Chanin: The NCQA will require specialty practices to develop performance measures for care coordination results, clinical care, care that may impact health care costs, care of vulnerable populations, and timely access to appointments. In addition, specialists must survey patients and families about their experiences related to access, communication, coordination, and self-management support.
What is the Community Oncology Alliance doing to prepare practices for performance measures?
Eagle: The medical home model we are developing incorporates performance measures that can be used by practices, institutions and organizations that treat cancer patients. The measures look at resource utilization, the number of hospital admissions and emergency department visits per chemotherapy patient per year, the number of patient days in hospice care, survivorship, and end-of life discussions for patients with advanced stage cancer. These are elements we want to measure and obtain data on to establish benchmarks and compare practices against each other. If we can develop an oncology medical home model that can demonstrate high quality of care, it will create better value for the health care system.
What are the potential benefits of NCQA recognition for specialty practices?
Chanin: The new standards have been pilot tested with approximately 13 specialty practices.

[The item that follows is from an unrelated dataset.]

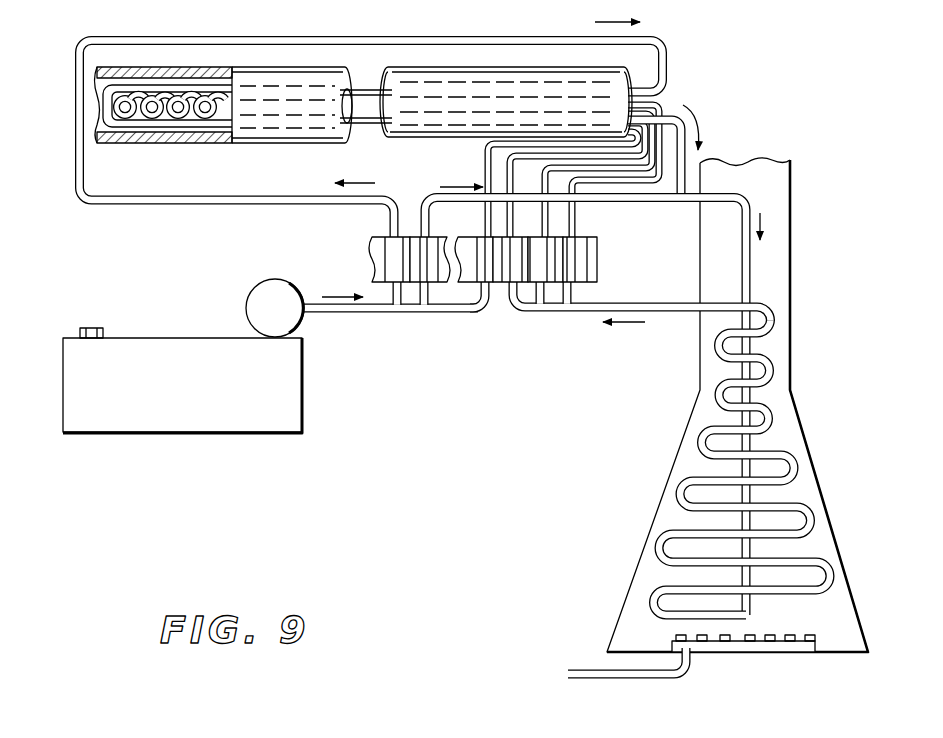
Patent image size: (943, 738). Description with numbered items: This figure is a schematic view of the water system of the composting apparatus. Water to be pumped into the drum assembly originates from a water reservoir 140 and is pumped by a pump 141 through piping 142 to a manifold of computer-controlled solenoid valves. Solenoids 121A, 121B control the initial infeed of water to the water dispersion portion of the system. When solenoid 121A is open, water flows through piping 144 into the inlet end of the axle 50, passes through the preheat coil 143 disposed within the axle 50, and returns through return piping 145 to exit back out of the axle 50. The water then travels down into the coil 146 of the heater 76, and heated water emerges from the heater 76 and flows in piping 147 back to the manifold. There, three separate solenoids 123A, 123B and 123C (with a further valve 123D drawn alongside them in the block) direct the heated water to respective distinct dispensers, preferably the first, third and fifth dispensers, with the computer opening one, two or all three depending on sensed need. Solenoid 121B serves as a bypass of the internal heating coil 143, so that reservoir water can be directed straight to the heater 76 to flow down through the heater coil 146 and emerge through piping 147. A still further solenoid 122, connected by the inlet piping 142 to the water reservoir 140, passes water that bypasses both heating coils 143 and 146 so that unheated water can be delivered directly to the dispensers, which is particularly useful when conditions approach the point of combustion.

It’s too early to know whether the specialty practice recognition program will save money or improve patient satisfaction or cost containment. However, the data that have been collected by a community oncology practice look promising. Specialty practices that gain NCQA’s recognition may have a greater advantage or status with insurers. We believe that the standards will reduce the cost of care and that there will be better outcomes for patients. We hope providers will be happier with the methodical approach to the way they manage their practice.
The new specialty practice recognition standards and guidelines will be available March 2013 on NCQA’s Web site at: http://www.ncqa.org/Programs/Recognition.aspx.
A profile of a community-based oncology practice that improved its processes using the patient-centered medical home model is available on the Innovations Exchange Web site at http://www.innovations.ahrq.gov/content.aspx?id=3763.
About Johann Chanin, RN, MSN
Ms. Chanin is Director of Product Development for NCQA. She currently leads the development and implementation of NCQA’s Patient-Centered Specialty Practice Recognition Program, to be released in March 2013. The Patient-Centered Specialty Practice Recognition Program standards are based on an extensive literature search, public comment, a pilot test, and an advisory panel of stakeholders. Ms. Chanin also led the development of NCQA’s Patient-Centered Medical Home 2011 standards, and is an internal and external resource on NCQA’s medical home standards.
About David Eagle, MD
Dr. Eagle is the current President of the Community Oncology Alliance and partner in Lake Norman Oncology, Mooresville, North Carolina. With broad experience in the management of both cancer and blood-related disorders, Dr. Eagle is board certified in internal medicine, hematology, and oncology.
Disclosure Statements: Johann Chanin, RN, MSN, disclosed that she receives payment as an NCQA employee and that NCQA received consulting fees/honorarium and travel support relevant to the work described in this article.
Dr. David Eagle reported having no financial interests or business/professional affiliations relevant to the work described in this article.